The Gaumont golden-era greats
A French camera manufacturer-turned-film studio that was present at the birth of the movies, Gaumont is the oldest extant film company in the world -- and for a few years in the early 20th century, it was also the largest. Kino International’s new three-disc set out Tuesday, “Gaumont Treasures: 1897-1913” ($79.95), a compilation that draws on the company’s prolific pre-World War I period, is an embarrassment of riches that doubles as a superb crash course in the evolution of film language.
To watch these 70-plus films (totaling more than 10 hours) in more or less chronological order is to witness the rapid development of movies from a newfangled means of recording reality into a complex art form with its own narrative rules and codes and an expanding array of camera and editing techniques at its disposal.
Each disc is devoted to a filmmaker who served as artistic director for the studio. Alice Guy, the focus of the first disc, started her career as a secretary; when Gaumont expanded into moving images, she offered to serve as house director.
That she was allowed to do so and went on to a busy career in what became a male-dominated industry is less a sign of enlightened attitudes than an indication of how unseriously movies were taken at the time. (There were proportionally more female directors in the early years of cinema than there are today; for more examples, see another Kino DVD set, last year’s “First Ladies.”)
Early cinema is often divided, a bit simplistically, into opposing camps: the documentary realism of the Lumiere brothers and the magical artifice of Georges Melies. Guy’s films have aspects of both.

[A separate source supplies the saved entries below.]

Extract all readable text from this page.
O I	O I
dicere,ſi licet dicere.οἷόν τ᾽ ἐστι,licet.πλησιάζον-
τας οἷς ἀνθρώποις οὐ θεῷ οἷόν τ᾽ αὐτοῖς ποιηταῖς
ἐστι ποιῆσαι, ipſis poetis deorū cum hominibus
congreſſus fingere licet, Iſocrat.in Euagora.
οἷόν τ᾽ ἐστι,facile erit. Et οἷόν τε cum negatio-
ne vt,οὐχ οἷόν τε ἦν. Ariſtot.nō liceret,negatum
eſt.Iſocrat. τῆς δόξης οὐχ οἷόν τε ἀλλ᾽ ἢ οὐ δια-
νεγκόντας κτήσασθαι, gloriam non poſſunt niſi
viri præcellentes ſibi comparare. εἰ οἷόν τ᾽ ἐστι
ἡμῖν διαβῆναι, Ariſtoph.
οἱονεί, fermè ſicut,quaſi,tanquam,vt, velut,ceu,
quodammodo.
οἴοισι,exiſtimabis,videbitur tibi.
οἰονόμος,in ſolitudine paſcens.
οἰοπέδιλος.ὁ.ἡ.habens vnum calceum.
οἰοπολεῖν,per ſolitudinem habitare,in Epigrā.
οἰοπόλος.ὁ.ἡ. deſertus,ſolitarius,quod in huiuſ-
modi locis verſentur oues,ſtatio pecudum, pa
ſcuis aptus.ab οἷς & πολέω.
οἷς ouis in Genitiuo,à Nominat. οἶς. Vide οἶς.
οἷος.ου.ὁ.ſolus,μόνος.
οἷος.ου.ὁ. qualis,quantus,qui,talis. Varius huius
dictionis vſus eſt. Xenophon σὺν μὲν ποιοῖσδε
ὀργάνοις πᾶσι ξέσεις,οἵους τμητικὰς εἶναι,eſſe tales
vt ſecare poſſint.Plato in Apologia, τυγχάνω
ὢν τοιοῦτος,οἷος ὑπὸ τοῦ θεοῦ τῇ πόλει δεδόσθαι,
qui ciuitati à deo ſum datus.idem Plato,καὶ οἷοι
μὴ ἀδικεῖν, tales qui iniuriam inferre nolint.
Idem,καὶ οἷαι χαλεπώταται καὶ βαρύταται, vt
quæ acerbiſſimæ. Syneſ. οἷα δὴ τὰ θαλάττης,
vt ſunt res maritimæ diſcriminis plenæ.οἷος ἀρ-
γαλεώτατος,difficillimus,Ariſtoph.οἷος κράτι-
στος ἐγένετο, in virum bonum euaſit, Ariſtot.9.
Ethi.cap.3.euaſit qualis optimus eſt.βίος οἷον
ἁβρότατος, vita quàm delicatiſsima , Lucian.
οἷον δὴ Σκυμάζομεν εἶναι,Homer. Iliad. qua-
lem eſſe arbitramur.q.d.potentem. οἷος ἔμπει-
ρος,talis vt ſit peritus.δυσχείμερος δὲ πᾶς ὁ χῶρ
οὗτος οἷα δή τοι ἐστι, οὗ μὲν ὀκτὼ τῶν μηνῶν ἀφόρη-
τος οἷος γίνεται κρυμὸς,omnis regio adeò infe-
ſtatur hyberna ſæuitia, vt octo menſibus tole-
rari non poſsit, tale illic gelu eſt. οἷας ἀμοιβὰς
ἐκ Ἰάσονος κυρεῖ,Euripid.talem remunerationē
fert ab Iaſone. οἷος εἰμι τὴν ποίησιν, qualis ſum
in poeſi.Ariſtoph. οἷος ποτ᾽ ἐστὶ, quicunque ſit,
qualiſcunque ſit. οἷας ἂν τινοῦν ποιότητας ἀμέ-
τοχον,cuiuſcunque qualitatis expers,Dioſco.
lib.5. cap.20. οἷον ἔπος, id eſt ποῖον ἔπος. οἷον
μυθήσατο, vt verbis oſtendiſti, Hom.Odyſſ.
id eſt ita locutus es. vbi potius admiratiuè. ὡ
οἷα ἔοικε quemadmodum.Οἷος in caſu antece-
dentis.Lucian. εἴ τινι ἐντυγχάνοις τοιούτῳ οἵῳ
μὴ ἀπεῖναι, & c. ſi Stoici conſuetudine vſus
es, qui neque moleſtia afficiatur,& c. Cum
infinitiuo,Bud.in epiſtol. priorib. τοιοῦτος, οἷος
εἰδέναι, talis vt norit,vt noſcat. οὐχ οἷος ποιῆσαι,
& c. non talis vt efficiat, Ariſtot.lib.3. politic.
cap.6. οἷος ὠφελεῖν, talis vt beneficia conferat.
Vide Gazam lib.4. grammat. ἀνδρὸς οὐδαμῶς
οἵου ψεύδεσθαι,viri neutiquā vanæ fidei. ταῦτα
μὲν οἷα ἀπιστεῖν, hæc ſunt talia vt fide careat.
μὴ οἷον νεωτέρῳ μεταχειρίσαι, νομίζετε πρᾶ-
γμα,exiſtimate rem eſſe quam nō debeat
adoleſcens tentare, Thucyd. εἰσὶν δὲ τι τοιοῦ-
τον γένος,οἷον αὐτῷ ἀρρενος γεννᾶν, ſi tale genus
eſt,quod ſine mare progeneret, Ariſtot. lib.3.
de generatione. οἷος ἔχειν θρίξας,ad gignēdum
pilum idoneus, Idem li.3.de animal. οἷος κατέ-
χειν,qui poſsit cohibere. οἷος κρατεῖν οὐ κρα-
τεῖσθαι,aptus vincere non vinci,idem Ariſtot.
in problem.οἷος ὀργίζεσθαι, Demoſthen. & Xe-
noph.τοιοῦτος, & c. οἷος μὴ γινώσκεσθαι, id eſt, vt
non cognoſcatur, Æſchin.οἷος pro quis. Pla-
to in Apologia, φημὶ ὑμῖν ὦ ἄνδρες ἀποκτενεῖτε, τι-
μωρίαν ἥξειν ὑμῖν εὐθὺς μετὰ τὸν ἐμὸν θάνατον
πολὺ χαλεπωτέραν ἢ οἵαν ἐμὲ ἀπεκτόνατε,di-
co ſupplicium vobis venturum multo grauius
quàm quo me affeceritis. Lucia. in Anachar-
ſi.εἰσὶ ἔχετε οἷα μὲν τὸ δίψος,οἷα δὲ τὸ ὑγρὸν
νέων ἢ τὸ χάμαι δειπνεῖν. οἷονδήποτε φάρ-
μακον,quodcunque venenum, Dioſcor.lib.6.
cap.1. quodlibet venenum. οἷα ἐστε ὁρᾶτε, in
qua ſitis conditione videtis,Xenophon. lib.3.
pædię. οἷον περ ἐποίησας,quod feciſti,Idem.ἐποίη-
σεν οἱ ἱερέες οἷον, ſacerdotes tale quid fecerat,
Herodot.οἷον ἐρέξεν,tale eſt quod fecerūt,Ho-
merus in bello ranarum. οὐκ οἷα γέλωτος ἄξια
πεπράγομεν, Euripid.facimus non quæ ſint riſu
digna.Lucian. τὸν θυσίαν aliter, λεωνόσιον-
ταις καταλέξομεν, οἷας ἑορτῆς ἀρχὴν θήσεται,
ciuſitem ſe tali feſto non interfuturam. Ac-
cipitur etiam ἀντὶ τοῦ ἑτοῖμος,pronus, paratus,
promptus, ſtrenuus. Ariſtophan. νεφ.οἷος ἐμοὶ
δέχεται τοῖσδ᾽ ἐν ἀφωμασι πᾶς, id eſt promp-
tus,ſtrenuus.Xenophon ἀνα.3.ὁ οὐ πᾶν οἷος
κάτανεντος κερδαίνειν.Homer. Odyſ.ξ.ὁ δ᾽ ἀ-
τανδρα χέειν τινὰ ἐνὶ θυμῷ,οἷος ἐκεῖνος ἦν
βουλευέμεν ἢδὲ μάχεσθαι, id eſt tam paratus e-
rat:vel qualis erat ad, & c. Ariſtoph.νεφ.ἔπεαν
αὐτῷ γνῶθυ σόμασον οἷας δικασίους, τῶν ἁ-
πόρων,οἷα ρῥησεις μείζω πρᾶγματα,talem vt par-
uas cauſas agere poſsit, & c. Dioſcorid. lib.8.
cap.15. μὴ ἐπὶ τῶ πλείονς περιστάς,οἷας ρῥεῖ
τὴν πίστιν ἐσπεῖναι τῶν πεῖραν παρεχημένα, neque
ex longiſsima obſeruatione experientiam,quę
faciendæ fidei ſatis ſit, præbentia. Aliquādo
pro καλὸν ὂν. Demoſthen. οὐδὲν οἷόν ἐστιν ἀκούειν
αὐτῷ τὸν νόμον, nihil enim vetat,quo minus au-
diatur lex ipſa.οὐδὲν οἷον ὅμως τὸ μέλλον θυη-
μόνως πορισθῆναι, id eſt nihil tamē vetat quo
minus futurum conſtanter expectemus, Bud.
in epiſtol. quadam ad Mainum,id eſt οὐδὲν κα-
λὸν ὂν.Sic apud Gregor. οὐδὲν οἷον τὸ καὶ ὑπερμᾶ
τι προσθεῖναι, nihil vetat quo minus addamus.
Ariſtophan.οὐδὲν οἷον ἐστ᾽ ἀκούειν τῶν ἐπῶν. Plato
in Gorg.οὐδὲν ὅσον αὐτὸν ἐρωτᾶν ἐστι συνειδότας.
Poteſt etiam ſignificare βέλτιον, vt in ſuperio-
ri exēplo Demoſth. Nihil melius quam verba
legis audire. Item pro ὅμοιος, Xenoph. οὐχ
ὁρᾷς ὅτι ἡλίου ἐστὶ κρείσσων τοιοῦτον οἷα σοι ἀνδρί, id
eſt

Many of her early works are minute-long scenes of daily life that, like the Lumieres’ best-known one-reelers, revel in the simple act of showing.
But like Melies, although to a lesser extent, she also used primitive special effects to generate illusions in such shorts as “Disappearing Act” and “At the Hypnotist’s.” Guy was among the first directors to treat film as a narrative form, using ever larger casts and telling ever more involved stories -- by 1906, she was in sufficient command of the medium to mount a half-hour religious spectacle, “The Birth, the Life and the Death of Christ.”
Something of an unsung innovator, Guy has lived on in the history books as “the first female filmmaker” -- a designation that tends to minimize her accomplishments, which are up there with the major (male) figures of the period. But there is, in some of the films here, a discernible female point of view as well as an interest in complicating gender roles and identities.
In “Madame’s Cravings,” a heavily pregnant woman goes on a voracious rampage, stealing candy from children and herrings from beggars. “The Consequences of Feminism” imagines a new social order in which women stay out carousing while their husbands are stuck with the kids and the housework.
The film is fascinatingly double-edged: The cautionary title suggests a reactionary bent, but it also takes palpable delight in depicting a topsy-turvy world and perhaps makes a larger political point by portraying traditional women’s work as drudgery.
Louis Feuillade, the subject of the second disc and the best-known of the filmmakers here, took over the creative helm at Gaumont after Guy and her husband, Herbert Blache, moved to the States.
Feuillade is best known for the intrigue-rich, proto-surrealist serials “Fantomas” and “Les Vampires.” What’s remarkable about the body of work assembled here, which spans 1907 to 1913, is the sheer range: battleground epic (“The Agony of Byzance”), romantic tragedy (“The Heart and the Money”), social-issue melodrama (“The Defect”). Best and most Feuilladeian is “The Trust: Or the Battles for Money,” a sly, sinister tale of corporate espionage that hinges on the formula for artificial rubber.
The third filmmaker in the set, Leonce Perret (Feuillade’s protege and successor), is represented by only two films, both notable for their technical complexity and evocative location photography.
“The Child of Paris” (1913) is a two-hour melodrama about the kidnapping of a war hero’s daughter. In “The Mystery of the Rocks of Kador” (1912), a young woman, caught between romantic rivals, loses her fortune and her memory. The magical cure for her condition -- as befits these early, heady days of the medium -- lies in cinema itself.